WASHINGTON (Reuters) - U.S. nonfarm productivity rose more than expected in the fourth quarter, mirroring the economy’s sturdy growth pace, but weak unit labor costs pointed to subdued wage inflation.
Productivity rose at a 3.2 percent annual rate after increasing at a 3.6 percent pace in the third quarter, the Labor Department said on Thursday.
Economists polled by Reuters had forecast productivity, which measures hourly output per worker, rising at a 2.5 percent rate in the last three months of 2013.
Still, the underlying trend remained soft, with productivity increasing 1.7 percent compared to the same period in 2012. For all of 2013, productivity increased 0.6 percent.

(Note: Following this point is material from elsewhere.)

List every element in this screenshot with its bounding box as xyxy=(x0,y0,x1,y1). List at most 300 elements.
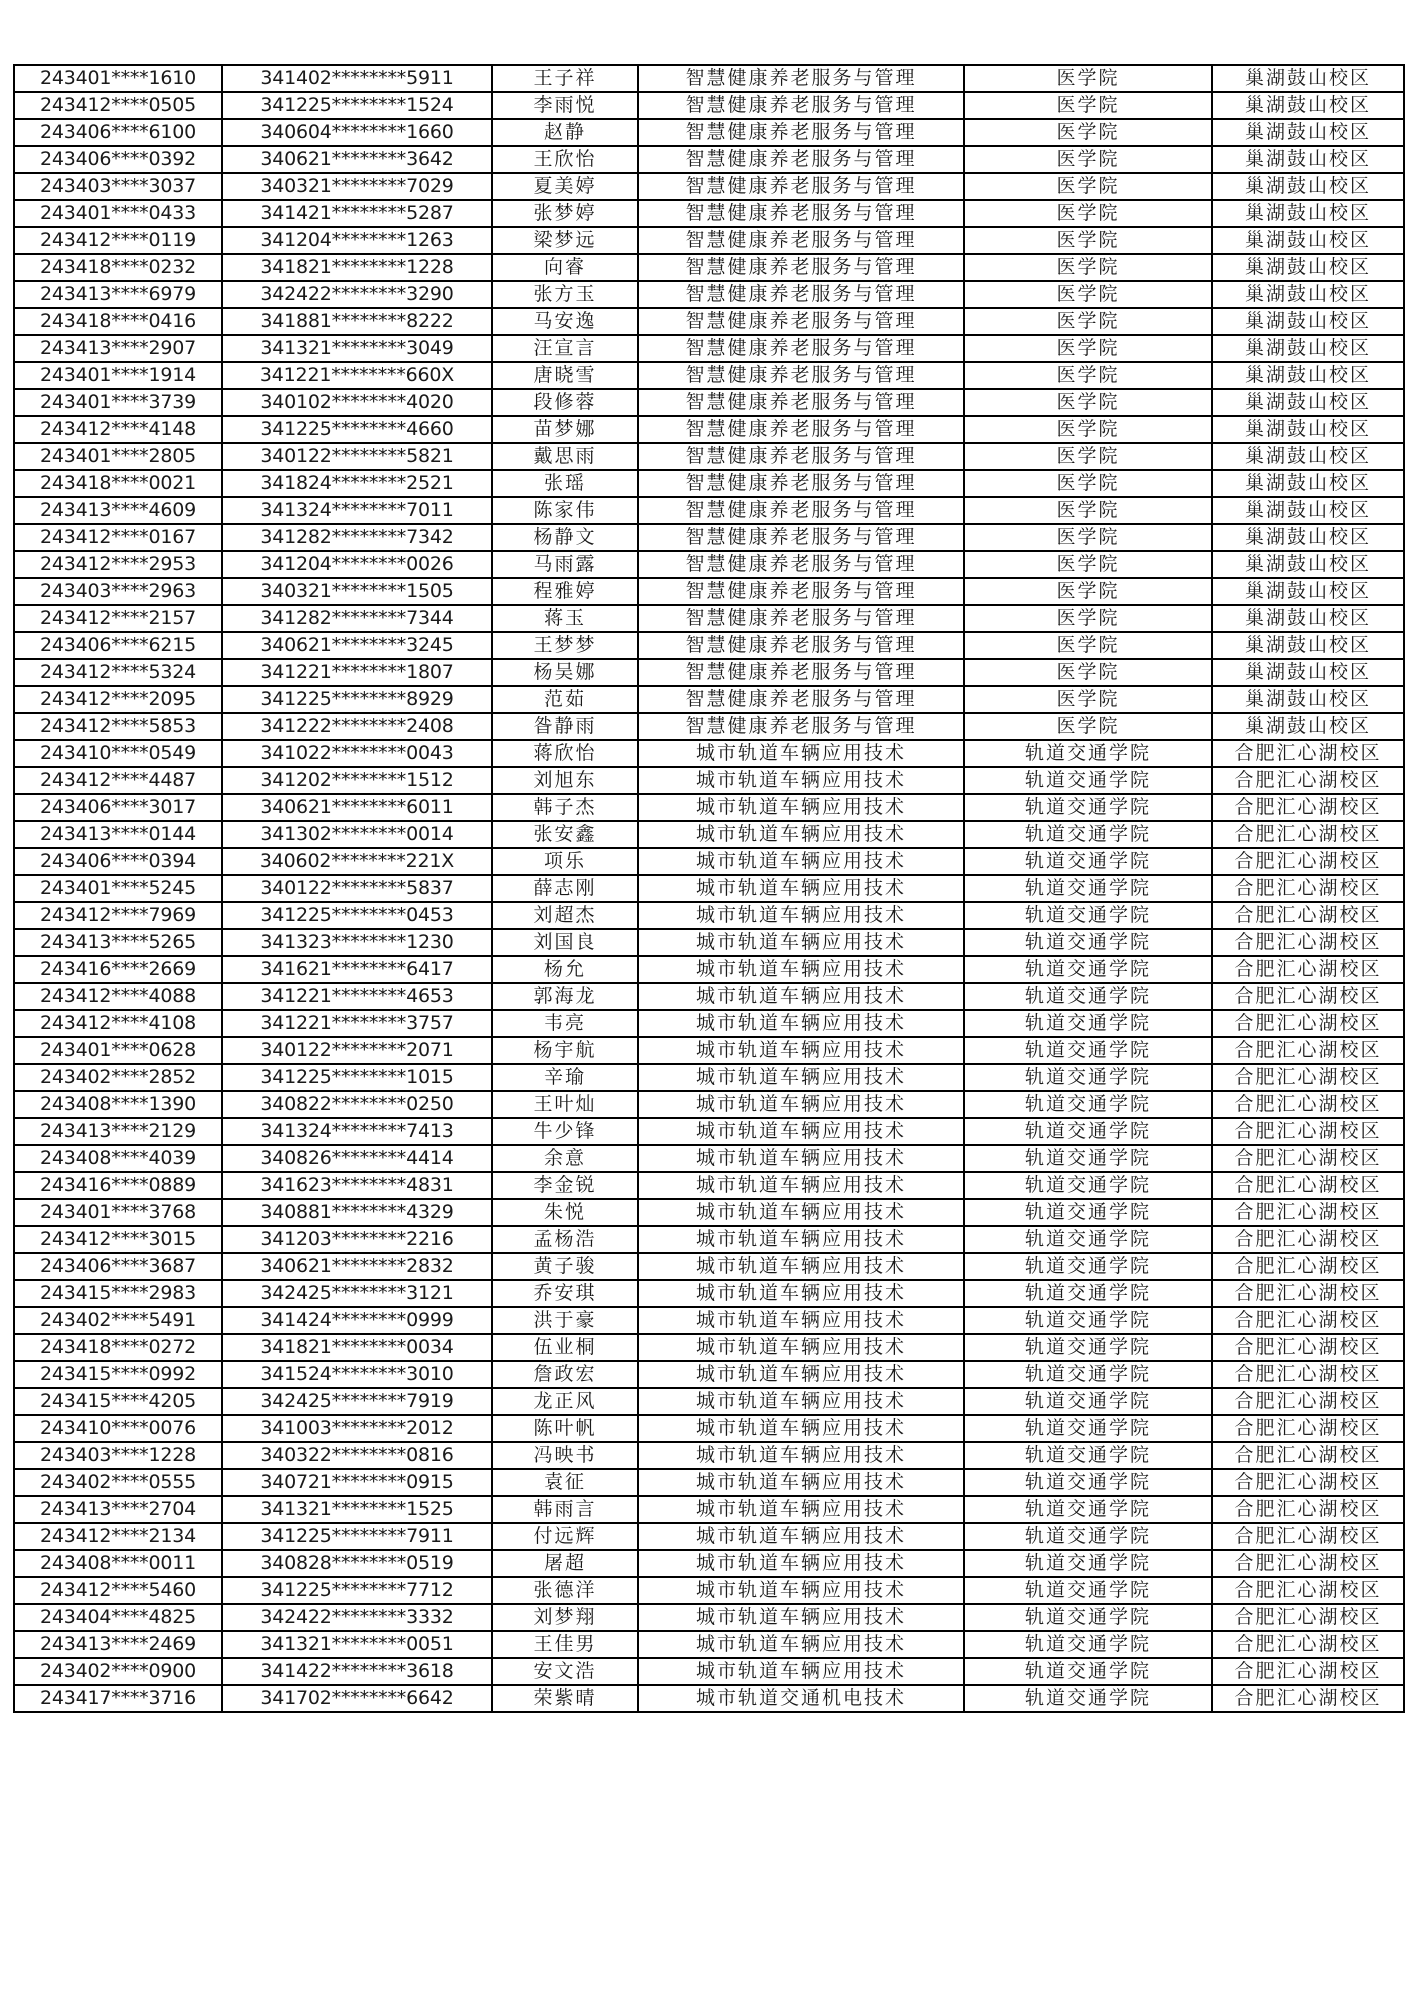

That was the smallest gain since 2011 and compared to a 1.5 percent rise in 2012.
Unit labor costs - a gauge of the labor-related cost for any given unit of output - fell at a 1.6 percent rate in the fourth quarter, showing weak wage-related inflation pressures in the economy. Unit labor costs fell at a 2.0 percent rate in the third quarter.
Economists polled by Reuters had expected unit labor costs to fall at a 0.5 percent pace in the fourth quarter. Labor costs were down 1.3 percent from the year-earlier period.
They were up 1.0 percent in 2013, the weakest reading since 2010.